Thursday, April 14, 2011

Is that a hoe in your bathtub or are you just happy to see me?

Yeah, it's a hoe in my bathtub.

Let me explain.

So, this morning I'm out working on the orto.

See, Folks! I do listen to your comments. As I was saying, Earle-in-Denver shamed me into getting my hoe to the orto to get working, um I mean, I woke up today thinking, "Geez, today is the perfect day to start turning some earth in the garden!". Yeah, ok the real reason was that I was home bound 'cause the car was in the shop so I figured, what the hell.

So I'm turning soil with my hoe (let me tell you guys, it was a heck of a lot easier just watching Augusto rototill it last year). Anyway, I begin to notice that as I heave the hoe above my head to try to get all the gravitational help I can, by the time the tool hits the ground the hoe part has swung around the pole handle making the head land with an ineffectual thud on the ground. This makes for some slow going with the hoeing, I have to say. I keep at it for about 10 more blows to the ground that do jack-nothing.
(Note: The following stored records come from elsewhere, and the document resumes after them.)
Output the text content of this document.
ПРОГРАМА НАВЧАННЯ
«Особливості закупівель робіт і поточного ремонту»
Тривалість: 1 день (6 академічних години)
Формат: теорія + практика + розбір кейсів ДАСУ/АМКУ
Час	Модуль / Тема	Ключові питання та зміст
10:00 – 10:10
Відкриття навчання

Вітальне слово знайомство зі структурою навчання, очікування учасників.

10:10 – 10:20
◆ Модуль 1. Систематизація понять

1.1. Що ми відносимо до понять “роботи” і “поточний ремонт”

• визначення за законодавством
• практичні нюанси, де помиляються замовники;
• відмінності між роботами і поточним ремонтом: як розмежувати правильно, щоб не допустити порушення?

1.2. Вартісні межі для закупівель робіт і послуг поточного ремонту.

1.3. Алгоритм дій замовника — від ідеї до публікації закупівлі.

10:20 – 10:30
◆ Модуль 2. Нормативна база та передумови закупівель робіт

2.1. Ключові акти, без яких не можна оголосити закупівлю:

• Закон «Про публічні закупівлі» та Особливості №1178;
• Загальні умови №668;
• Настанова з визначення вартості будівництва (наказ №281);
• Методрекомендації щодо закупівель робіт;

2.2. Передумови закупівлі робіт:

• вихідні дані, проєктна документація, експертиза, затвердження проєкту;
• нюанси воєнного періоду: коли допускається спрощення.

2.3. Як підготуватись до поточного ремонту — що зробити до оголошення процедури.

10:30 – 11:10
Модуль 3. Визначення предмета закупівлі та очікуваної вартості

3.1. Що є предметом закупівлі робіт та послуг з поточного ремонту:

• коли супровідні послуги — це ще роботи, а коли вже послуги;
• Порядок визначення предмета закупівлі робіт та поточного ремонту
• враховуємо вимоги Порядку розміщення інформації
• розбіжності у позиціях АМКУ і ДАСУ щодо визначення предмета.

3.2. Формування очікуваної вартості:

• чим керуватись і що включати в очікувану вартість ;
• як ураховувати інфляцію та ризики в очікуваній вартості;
Neighbor Eugenio's truck is in his parking spot. Following the scent of his Marlboro Reds with my hoe in tow, I go looking for some help.

"Ciao, Eugenio. Can I ask you something?"
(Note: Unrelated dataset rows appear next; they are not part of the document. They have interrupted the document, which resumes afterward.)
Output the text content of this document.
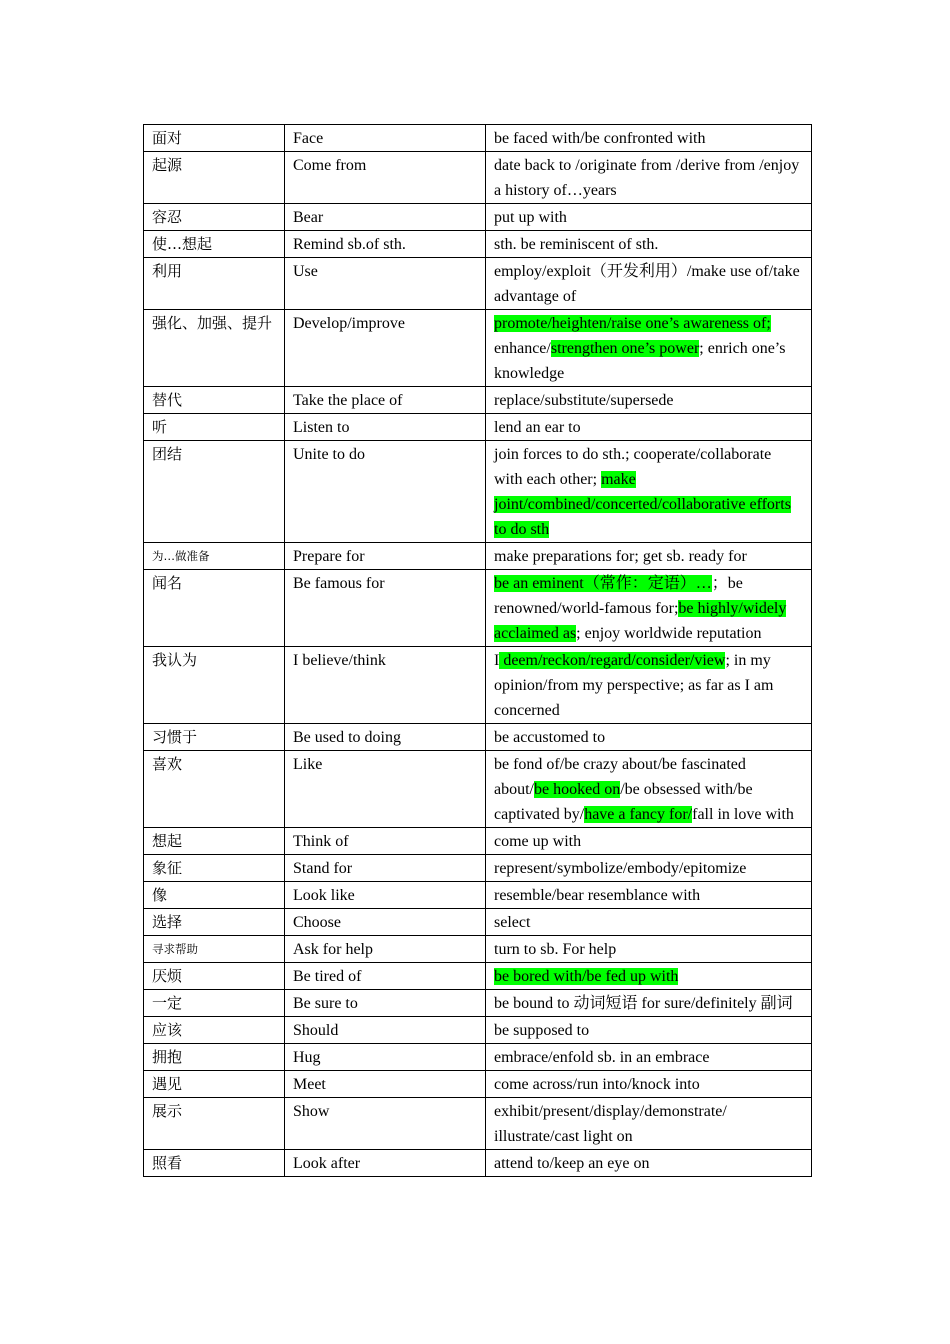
面对	Face	be faced with/be confronted with
起源	Come from	date back to /originate from /derive from /enjoy a history of…years
容忍	Bear	put up with
使…想起	Remind sb.of sth.	sth. be reminiscent of sth.
利用	Use	employ/exploit（开发利用）/make use of/take advantage of
强化、加强、提升	Develop/improve	promote/heighten/raise one’s awareness of; enhance/strengthen one’s power; enrich one’s knowledge
替代	Take the place of	replace/substitute/supersede
听	Listen to	lend an ear to
团结	Unite to do	join forces to do sth.; cooperate/collaborate with each other; make joint/combined/concerted/collaborative efforts to do sth
为…做准备	Prepare for	make preparations for; get sb. ready for
闻名	Be famous for	be an eminent（常作：定语）…；be renowned/world-famous for;be highly/widely acclaimed as; enjoy worldwide reputation
我认为	I believe/think	I deem/reckon/regard/consider/view; in my opinion/from my perspective; as far as I am concerned
习惯于	Be used to doing	be accustomed to
喜欢	Like	be fond of/be crazy about/be fascinated about/be hooked on/be obsessed with/be captivated by/have a fancy for/fall in love with
想起	Think of	come up with
象征	Stand for	represent/symbolize/embody/epitomize
像	Look like	resemble/bear resemblance with
选择	Choose	select
寻求帮助	Ask for help	turn to sb. For help
厌烦	Be tired of	be bored with/be fed up with
一定	Be sure to	be bound to 动词短语 for sure/definitely 副词
应该	Should	be supposed to
拥抱	Hug	embrace/enfold sb. in an embrace
遇见	Meet	come across/run into/knock into
展示	Show	exhibit/present/display/demonstrate/ illustrate/cast light on
照看	Look after	attend to/keep an eye on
"Whenever I use my hoe, the head ...



Long blank stare. Ok, it was probably more like 5 seconds but it felt like a couple minutes.

"You need to soak it."

He takes it from me and pounds it on the ground a few times to try to lodge the head in place on the handle (which, for the record I HAD BEEN doing...albeit I was pounding it the wrong way around and therefore loosening it...)
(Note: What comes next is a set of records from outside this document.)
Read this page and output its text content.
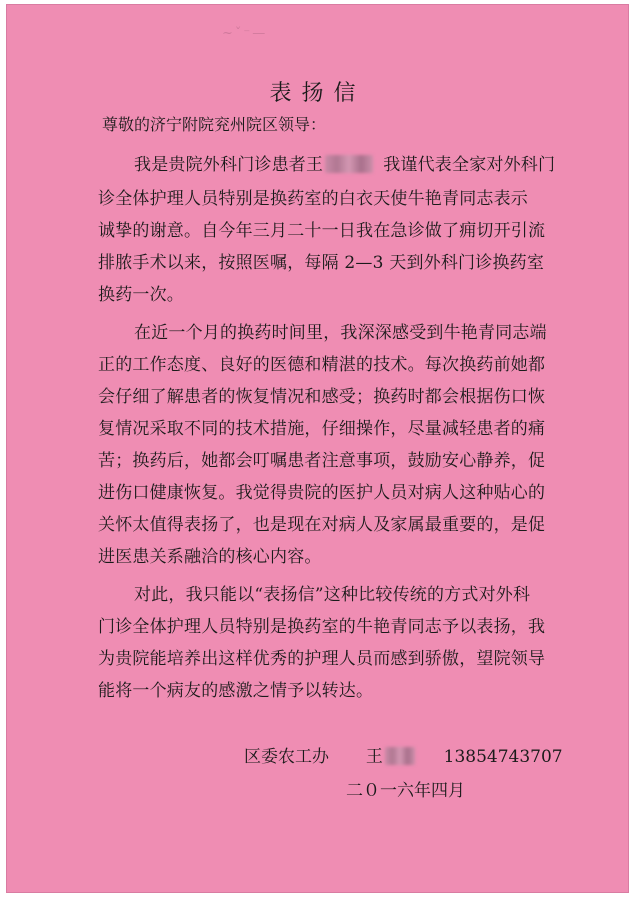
~ˇ⁻—
表扬信
尊敬的济宁附院兖州院区领导：
我是贵院外科门诊患者王	我谨代表全家对外科门
诊全体护理人员特别是换药室的白衣天使牛艳青同志表示
诚挚的谢意。自今年三月二十一日我在急诊做了痈切开引流
排脓手术以来，按照医嘱，每隔 2—3 天到外科门诊换药室
换药一次。
在近一个月的换药时间里，我深深感受到牛艳青同志端
正的工作态度、良好的医德和精湛的技术。每次换药前她都
会仔细了解患者的恢复情况和感受；换药时都会根据伤口恢
复情况采取不同的技术措施，仔细操作，尽量减轻患者的痛
苦；换药后，她都会叮嘱患者注意事项，鼓励安心静养，促
进伤口健康恢复。我觉得贵院的医护人员对病人这种贴心的
关怀太值得表扬了，也是现在对病人及家属最重要的，是促
进医患关系融洽的核心内容。
对此，我只能以“表扬信”这种比较传统的方式对外科
门诊全体护理人员特别是换药室的牛艳青同志予以表扬，我
为贵院能培养出这样优秀的护理人员而感到骄傲，望院领导
能将一个病友的感激之情予以转达。
区委农工办 王	13854743707
二０一六年四月
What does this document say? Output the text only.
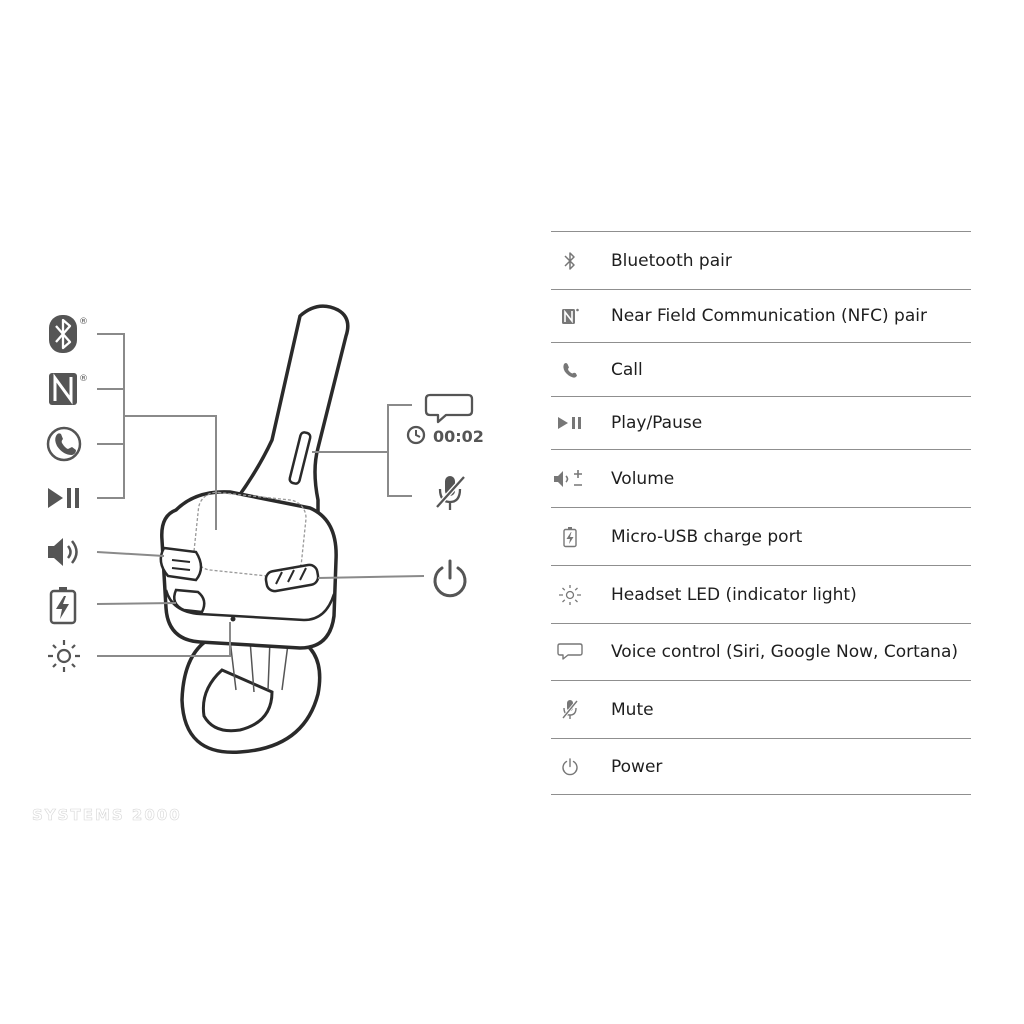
®
®
00:02
Bluetooth pair
Near Field Communication (NFC) pair
Call
Play/Pause
Volume
Micro-USB charge port
Headset LED (indicator light)
Voice control (Siri, Google Now, Cortana)
Mute
Power
SYSTEMS 2000
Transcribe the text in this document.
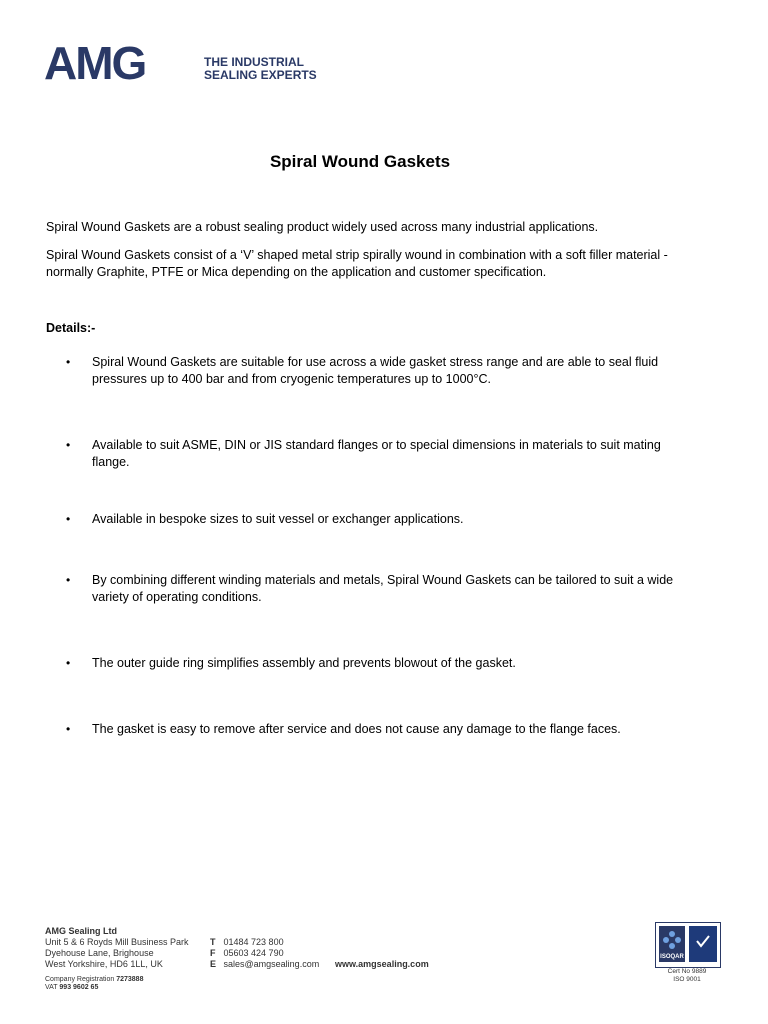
AMG	THE INDUSTRIAL
SEALING EXPERTS
Spiral Wound Gaskets
Spiral Wound Gaskets are a robust sealing product widely used across many industrial applications.
Spiral Wound Gaskets consist of a ‘V’ shaped metal strip spirally wound in combination with a soft filler material - normally Graphite, PTFE or Mica depending on the application and customer specification.
Details:-
• Spiral Wound Gaskets are suitable for use across a wide gasket stress range and are able to seal fluid pressures up to 400 bar and from cryogenic temperatures up to 1000°C.
• Available to suit ASME, DIN or JIS standard flanges or to special dimensions in materials to suit mating flange.
• Available in bespoke sizes to suit vessel or exchanger applications.
• By combining different winding materials and metals, Spiral Wound Gaskets can be tailored to suit a wide variety of operating conditions.
• The outer guide ring simplifies assembly and prevents blowout of the gasket.
• The gasket is easy to remove after service and does not cause any damage to the flange faces.
AMG Sealing Ltd
Unit 5 & 6 Royds Mill Business Park
Dyehouse Lane, Brighouse
West Yorkshire, HD6 1LL, UK
T 01484 723 800
F 05603 424 790
E sales@amgsealing.com www.amgsealing.com
Company Registration 7273888
VAT 993 9602 65
ISOQAR
Cert No 9889
ISO 9001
"yeah. You have to soak it."

You can't really tell the expression in my neighbor's voice since you are reading this but it was basically -- duh. soak it. like, who doesn't know to soak their hoe? duh.

I thanked him and walked away mumbling something about there being a lot to learn.

Another thing I learned today...when you live in the country, a bucket is a really useful thing to own.

I have a ways to go, but it's a start. And from now on with my swollen handle, hoeing will be so much more pleasurable.


  1. You are so funny. :) Thanks for today's smile.

    Now I'm going to pick up the grand kids and stuff all of them into a really tiny loaner car (I call it the blueberry - the size reference fits) from the dealer who is trying to figure out why my computer in the car gives me "I'm terribly broken" messages, ceases to give any information on the dashboard, and doesn't want to go anywhere....

  2. You should have bought the pre-soaked hoe model, it really works much better. Actually it looks like you did a good job once you got it turned around. Don't they have bigger hoes than that in Italy, maybe it's just the camera angle, lol.
    Sorry to "guilt" you into that but it did give you something to do at home. Any chance to get the roto-tiller back again?
    My new copy of Rosetta Stone Level 1 Italian came today and I worked it for 30 minutes. Yes sir in just 3 more weeks when we arrive in Rome I will be fluent, hah!